Nach Ansicht vieler Experten und Wissenschaftler dürfte es auf absehbare Zeit kaum gelingen, den CO2– Ausstoß so weit zu minimieren, dass sich die Erderwärmung tatsächlich auf die im Pariser Klimaabkommen angepeilten 1,5 Grad gegenüber der vorindustriellen Zeit begrenzen lässt. Die Anstrengungen, die dafür nötig wären, seien mehr als immens.
Zur Erreichung der Klimaziele muss der Atmosphäre aktiv CO2 entzogen werden. Die internationale Bezeichnung für all diese Maßnahmen lautet: Carbon Dioxide Removal (CDR). Auf natürlichem CDR-Weg ließen sich solche „negativen Emissionen“ etwa mit der großflächigen Wiederaufforstung von Wäldern erreichen. Die Bäume wandeln das CO2 durch Photosynthese in Kohlen- und Sauerstoff um und speichern den Kohlenstoff in ihrem Holz.
Ein natürlicher Weg ist freilich auch die allgemeine Reduktion bei der Erzeugung klimaschädlicher Gase. Doch wie man es auch dreht und wendet, die natürlichen Lösungen allein werden zur Rettung des Klimas nicht ausreichen. Nötig seien deshalb auch technologische Innovationen. Schon längst forschen Menschen in vielen Ländern deshalb an Technologien, um der Luft verfahrenstechnisch das schädliche Übermaß an CO2 zu entziehen.
Gesamtansatz nötig
Doch was können diese Technologien? Welche Risiken bergen sie in sich? Sind sie der Heilsbringer, der alles löst? Die letzte Frage beantworten 99 von 100 Experten bei unserer Bestandsaufnahme ziemlich deutlich, nämlich mit Nein. Klimaschutz funktioniert nur im Verbund. Soziale, ökologische, reduzierende, bauliche, wirtschaftliche und technologische Lösungen können jeweils nur ein Teil des Problems lösen.

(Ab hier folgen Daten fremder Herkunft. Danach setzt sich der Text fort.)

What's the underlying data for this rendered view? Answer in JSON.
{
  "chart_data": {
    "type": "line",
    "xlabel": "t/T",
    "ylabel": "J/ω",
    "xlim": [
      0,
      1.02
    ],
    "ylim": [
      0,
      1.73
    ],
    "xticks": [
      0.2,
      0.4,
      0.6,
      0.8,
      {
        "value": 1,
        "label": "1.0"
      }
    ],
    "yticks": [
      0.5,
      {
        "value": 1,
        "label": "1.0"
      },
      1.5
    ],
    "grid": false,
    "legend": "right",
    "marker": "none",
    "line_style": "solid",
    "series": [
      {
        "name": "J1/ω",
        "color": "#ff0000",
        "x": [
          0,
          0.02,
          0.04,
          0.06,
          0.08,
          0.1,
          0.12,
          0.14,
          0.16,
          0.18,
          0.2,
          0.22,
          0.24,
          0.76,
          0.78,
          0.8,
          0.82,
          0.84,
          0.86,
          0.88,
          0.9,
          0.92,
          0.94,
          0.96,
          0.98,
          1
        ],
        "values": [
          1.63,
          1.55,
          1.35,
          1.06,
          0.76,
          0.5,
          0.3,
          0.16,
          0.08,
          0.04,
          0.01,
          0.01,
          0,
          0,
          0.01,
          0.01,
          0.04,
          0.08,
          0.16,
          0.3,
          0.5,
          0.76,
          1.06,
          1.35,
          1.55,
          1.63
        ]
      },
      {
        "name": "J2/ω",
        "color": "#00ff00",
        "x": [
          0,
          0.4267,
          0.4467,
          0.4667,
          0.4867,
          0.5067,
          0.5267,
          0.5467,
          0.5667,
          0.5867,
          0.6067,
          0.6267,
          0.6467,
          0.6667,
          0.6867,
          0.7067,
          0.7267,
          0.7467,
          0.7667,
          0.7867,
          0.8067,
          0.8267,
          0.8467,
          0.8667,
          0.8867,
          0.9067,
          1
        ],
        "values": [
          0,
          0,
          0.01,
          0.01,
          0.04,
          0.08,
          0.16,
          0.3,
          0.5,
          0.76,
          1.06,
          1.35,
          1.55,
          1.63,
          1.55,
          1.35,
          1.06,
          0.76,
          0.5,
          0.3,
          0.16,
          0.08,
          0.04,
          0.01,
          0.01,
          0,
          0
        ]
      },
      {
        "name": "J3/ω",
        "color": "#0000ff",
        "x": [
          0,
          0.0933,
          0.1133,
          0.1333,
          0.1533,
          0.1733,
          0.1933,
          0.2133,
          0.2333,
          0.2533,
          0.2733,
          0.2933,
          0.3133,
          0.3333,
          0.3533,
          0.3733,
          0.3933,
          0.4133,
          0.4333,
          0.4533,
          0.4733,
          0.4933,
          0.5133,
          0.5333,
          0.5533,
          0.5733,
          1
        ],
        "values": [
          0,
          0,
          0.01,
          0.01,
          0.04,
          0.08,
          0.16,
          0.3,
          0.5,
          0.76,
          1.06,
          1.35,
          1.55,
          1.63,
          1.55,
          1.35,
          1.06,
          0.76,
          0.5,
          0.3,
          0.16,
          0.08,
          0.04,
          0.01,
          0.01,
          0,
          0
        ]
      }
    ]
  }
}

„Einen generellen Lösungsweg – einen für alles? Den gibt es nicht.“
Interessant sind technologische Innovationen im Gesamtkontext aber allemal. Auf Island zum Beispiel ging 2021 eine Anlage namens „Orca“ in Betrieb, die der Luft jedes Jahr 4.000 Tonnen CO2 entzieht. Sie ist derzeit die weltgrößte ihrer Art. Sie saugt die Umgebungsluft an, lenkt sie durch Filter, vermischt das absorbierte CO2 mit Wasser und pumpt dieses Gemisch dann mehrere hundert Meter tief in die Erde. Dort soll es im Basalt versteinern.
Einzelne Meilensteine nicht überbewerten
Ein Meilenstein, so sagen viele über „Orca“. Was der sog. „Meilenstein“ wirklich wert ist, zeigt sich im Vergleich mit dem Bedarf. Nach Schätzungen des Global Carbon Project (GCP) emittiert die Weltbevölkerung aktuell 36,4 Mrd. Tonnen CO2 pro Jahr, Tendenz steigend. Wöllte man den weltweiten Ausstoß von CO2 also allein auf dieser Schiene neutralisieren, bräuchte es stolze 9,1 Mio. solcher Anlagen wie in Island.
Wo sollen die stehen? Wer soll die bezahlen? Und gibt es überhaupt genügend feste, sichere Untergründe für diese Art der Lagerung? Stichwort: Endlagerung von CO2 unter der Erde! Was das sog. Carbon Capture and Storage (CCS), diese Art der Lagerung, die den technischen CDR-Methoden auf dem Fuße folgt, nämlich langfristig für den Boden und das Grundwasser mit sich bringen, ist oft noch reichlich unklar.
Innovationen Klimaschutz mit individuellen Wegen
Womöglich schafft man sich dabei mit der Lösung des einen folglich gleich das nächste Problem. Als sichere Untergrundspeicher für die Endlagerung von CO2 kommen deshalb bislang nur leere Erdgasfelder in Betracht. Die sind natürlicherweise dicht und damit sicher. Allerdings tun sich dann schon wieder Nutzungskonflikte auf. Der Platz ist begrenzt. Irgendwo müssen wir zum Beispiel in Deutschland ja auch noch Erdgas speichern oder Energie über Geothermie erzeugen können.
Da wird mithin also jedes Land seine eigene Strategie finden müssen. Für Deutschland zeigt das Umweltbundesamt (UBA) in seiner Rescue-Studie von Anfang 2021 eher den Trend auf, neben der nötigen Reduktion vorrangig auf natürliche CO2-Senken wie Wälder sowie auf eine nachhaltige Land- und Holzwirtschaft zu setzen. Technisches CDR samt Speicherung über CCS solle hierzulande eine eher geringere Rolle bei der Erreichung des großen Ziels spielen.